Творец государей | страница 76



Привстав со своего места, я вопросил низким заупокойным голосом:

– А меня, Владыко, вы спросили, хочу ли я быть вашим царем? А начальника моего, с именем которого вы ложитесь и с именем которого встаете, и которого первым поминаете в молитвах раньше Сына? А вы подумали о том, что России нужен природный царь-рюрикович, и что моя персона, насколько бы хороша она ни была, не имеет к природным рюриковичам никакого отношения. Есть, знаете ли, такое слово – «легитимность», и не всегда он определяется решением соборов. Всем был хорош Борис Годунов – и политик, и дипломат, и войны при нем выигрывались, но не любили его, и все.

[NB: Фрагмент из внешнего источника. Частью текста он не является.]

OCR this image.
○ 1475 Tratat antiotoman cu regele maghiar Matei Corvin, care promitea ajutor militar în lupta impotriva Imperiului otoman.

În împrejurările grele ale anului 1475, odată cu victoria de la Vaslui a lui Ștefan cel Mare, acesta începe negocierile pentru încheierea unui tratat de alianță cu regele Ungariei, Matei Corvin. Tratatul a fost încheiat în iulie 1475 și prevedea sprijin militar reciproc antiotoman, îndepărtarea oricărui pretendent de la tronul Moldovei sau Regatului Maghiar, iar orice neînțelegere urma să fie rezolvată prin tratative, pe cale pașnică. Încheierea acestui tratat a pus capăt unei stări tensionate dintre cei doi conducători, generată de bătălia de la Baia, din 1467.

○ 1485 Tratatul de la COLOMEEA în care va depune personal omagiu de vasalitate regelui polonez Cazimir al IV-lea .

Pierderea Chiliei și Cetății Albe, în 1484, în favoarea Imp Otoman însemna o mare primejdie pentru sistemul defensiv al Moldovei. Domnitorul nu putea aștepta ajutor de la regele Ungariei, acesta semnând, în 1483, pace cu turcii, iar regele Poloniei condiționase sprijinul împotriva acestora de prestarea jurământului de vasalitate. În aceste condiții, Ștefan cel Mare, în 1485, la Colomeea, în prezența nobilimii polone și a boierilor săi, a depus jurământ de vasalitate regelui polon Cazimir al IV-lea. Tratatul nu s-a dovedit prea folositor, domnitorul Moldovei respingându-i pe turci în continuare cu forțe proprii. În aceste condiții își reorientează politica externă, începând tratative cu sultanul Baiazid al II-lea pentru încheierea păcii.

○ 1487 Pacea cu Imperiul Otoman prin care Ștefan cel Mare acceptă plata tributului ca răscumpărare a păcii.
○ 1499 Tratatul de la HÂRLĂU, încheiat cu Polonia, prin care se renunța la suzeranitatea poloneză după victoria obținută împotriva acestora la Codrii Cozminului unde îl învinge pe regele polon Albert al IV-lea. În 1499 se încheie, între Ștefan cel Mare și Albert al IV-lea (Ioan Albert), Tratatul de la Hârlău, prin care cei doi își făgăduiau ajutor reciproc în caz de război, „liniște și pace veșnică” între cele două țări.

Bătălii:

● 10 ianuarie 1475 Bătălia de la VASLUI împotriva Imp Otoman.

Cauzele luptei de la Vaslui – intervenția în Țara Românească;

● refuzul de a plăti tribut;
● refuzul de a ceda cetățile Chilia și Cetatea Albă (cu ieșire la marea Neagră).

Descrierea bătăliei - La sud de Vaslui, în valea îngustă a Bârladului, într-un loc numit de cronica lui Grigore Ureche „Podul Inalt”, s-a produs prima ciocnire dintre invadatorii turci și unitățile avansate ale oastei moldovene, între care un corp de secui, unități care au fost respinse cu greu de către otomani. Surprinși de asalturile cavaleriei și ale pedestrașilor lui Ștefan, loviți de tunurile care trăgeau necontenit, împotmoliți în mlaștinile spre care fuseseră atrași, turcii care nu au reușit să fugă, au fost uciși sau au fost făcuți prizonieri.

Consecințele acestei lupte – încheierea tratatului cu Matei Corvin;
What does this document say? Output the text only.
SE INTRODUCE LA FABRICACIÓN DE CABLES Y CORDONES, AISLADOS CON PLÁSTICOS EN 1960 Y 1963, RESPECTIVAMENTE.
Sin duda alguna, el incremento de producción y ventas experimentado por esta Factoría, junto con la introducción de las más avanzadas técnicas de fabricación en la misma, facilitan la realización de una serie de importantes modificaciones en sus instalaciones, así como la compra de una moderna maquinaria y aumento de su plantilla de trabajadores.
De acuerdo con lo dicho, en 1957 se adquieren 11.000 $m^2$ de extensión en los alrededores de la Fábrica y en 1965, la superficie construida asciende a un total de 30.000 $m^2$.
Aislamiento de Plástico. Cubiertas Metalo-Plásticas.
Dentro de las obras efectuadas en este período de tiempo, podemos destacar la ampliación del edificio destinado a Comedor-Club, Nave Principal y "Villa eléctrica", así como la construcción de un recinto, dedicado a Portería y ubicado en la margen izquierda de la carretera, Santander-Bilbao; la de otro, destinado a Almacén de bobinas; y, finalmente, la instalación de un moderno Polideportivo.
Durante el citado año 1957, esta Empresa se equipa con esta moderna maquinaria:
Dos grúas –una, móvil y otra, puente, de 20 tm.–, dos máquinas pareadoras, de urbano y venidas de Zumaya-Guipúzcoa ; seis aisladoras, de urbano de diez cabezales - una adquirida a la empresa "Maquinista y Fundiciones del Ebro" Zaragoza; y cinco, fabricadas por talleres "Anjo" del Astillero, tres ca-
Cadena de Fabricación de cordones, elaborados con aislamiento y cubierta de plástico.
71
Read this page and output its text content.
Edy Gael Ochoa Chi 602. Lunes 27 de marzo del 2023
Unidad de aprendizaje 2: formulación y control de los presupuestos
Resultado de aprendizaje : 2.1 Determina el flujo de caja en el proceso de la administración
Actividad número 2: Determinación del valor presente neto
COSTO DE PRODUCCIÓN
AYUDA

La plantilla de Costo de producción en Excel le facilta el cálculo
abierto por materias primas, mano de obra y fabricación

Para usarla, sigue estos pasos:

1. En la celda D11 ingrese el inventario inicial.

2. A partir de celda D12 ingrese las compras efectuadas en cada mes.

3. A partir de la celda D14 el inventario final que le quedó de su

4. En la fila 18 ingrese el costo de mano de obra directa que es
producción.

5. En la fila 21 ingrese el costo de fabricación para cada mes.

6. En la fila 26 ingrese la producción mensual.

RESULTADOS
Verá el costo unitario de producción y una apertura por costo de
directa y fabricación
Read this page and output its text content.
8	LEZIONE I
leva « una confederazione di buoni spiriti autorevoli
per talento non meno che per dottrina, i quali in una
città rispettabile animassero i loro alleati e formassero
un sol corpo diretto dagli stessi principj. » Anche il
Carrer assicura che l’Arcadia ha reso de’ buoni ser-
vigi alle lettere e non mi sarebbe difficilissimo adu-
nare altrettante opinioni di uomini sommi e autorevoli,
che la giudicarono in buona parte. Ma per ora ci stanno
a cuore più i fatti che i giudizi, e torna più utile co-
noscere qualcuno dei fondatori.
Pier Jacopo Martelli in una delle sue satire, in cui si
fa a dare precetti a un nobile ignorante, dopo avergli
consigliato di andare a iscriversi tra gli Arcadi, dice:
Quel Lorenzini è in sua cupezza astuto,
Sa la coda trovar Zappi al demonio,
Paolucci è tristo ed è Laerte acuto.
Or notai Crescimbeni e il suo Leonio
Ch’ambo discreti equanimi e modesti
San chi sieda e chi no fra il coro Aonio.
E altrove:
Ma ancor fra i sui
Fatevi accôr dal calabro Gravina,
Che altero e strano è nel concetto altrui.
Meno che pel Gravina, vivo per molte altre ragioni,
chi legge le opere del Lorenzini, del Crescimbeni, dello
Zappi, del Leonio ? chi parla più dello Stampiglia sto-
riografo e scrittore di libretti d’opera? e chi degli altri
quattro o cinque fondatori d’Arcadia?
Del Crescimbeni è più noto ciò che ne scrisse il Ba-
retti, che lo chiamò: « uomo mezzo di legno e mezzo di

Стоило только Самозванцу заявить: «Я, мол, царевич Дмитрий Иванович» – как сразу же народ от Годунова побежал – снвчала поодиночке, потом всей страной.

Скопин-Шуйский привстал было со своего места, но я махнул рукой в его сторону.

– А ты, Миша, посиди пока, молод еще встревать, когда старшие разговаривают. Знаю, что не хочешь ты этого места, думаешь, что слишком много тебе чести быть русским царем, что ты слаб и не достоин того. Все, может, и так, но ты подумай, что остальные еще менее достойны, еще слабее тебя рвутся к власти, чтобы сделать приятное исключительно самому себе. И это даже хорошо, что ты не хочешь быть царем. Считай, что шапка Мономаха – это твой крест, который ты обязан нести, пока не приберет тебя Господь, а царская власть – это твоя служба, как и у любого человека на этой земле. Кто-то пашет землю и растит хлеб, кто-то кует металл, кто-то молится, а кто-то держит в руке меч, чтобы не налетел злой ворог и не пустил все прахом. Ты у меня еще сядешь на стол и будешь помнить, что всем, что у тебя есть, ты обязан великому русскому народу.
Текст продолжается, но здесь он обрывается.